Appuyer sur l’accélérateur (stratégie offensive) va généralement plus de soi que d’utiliser le frein de secours (stratégie défensive) en raison des engagements émotifs que vous avez pris envers vos diverses parties prenantes (employés, investisseurs, etc.). Reconnaître qu’on a fait une erreur est extrêmement difficile. Il est important d’avoir un plan de rechange pour atteindre le seuil de rentabilité. Le simple fait de se prêter à cet exercice permet d’atteindre un niveau de clarté qui vient réduire le risque d’avoir à vous rabattre sur ce plan.

Convertir les données en connaissances

Une réunion du conseil est aussi une excellente occasion pour les fondateurs de déterminer où ils en sont dans leur parcours analytique. Plus précisément, lorsque vous préparez la réunion, tâchez de déterminer s’il est facile d’obtenir des données pertinentes de toutes les fonctions. Le diagramme ci-dessous présente les grandes étapes de votre démarche visant à convertir vos données en connaissances.

Source: Reforge

1. Analyse descriptive (généralement de la série de lancement à la série B)

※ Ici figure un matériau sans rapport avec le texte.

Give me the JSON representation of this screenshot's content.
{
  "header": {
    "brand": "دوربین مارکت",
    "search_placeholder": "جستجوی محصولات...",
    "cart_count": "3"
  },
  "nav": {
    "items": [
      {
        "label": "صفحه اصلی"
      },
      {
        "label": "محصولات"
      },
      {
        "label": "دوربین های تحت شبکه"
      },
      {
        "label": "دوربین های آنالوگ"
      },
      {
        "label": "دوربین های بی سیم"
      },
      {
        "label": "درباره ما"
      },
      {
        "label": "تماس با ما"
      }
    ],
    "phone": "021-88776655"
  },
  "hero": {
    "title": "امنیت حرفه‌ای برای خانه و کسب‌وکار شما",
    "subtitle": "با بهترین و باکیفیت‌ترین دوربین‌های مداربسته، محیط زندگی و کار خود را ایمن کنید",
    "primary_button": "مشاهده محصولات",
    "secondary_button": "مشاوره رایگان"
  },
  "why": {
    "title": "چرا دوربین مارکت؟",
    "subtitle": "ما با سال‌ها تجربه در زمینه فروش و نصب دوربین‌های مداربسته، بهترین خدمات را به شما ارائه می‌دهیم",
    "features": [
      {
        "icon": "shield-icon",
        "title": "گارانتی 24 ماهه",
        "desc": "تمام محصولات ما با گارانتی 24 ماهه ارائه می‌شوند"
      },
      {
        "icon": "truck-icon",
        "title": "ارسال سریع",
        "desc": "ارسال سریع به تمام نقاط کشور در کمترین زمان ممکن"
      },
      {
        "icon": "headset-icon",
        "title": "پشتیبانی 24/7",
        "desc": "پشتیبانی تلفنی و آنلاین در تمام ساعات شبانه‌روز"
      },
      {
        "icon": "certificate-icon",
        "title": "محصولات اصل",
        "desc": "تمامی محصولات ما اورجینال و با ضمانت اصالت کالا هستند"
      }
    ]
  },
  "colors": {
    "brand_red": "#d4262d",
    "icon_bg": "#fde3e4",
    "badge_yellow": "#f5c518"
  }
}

Les équipes peuvent-elles voir clairement, en temps réel, ce qui se passe? Passent-elles leur temps à parcourir des feuilles de calcul sans en retirer quoi que ce soit de concret? Quel est le nombre exact de comptes créés, renouvelés et annulés au cours de la dernière semaine? Combien de personnes ont visité votre site Web, combien se sont inscrites, etc.? D’où provenaient ces visiteurs? C’est à cette étape que vous mettez à l’épreuve votre système pour voir si vous avez facilement accès à des données actuelles.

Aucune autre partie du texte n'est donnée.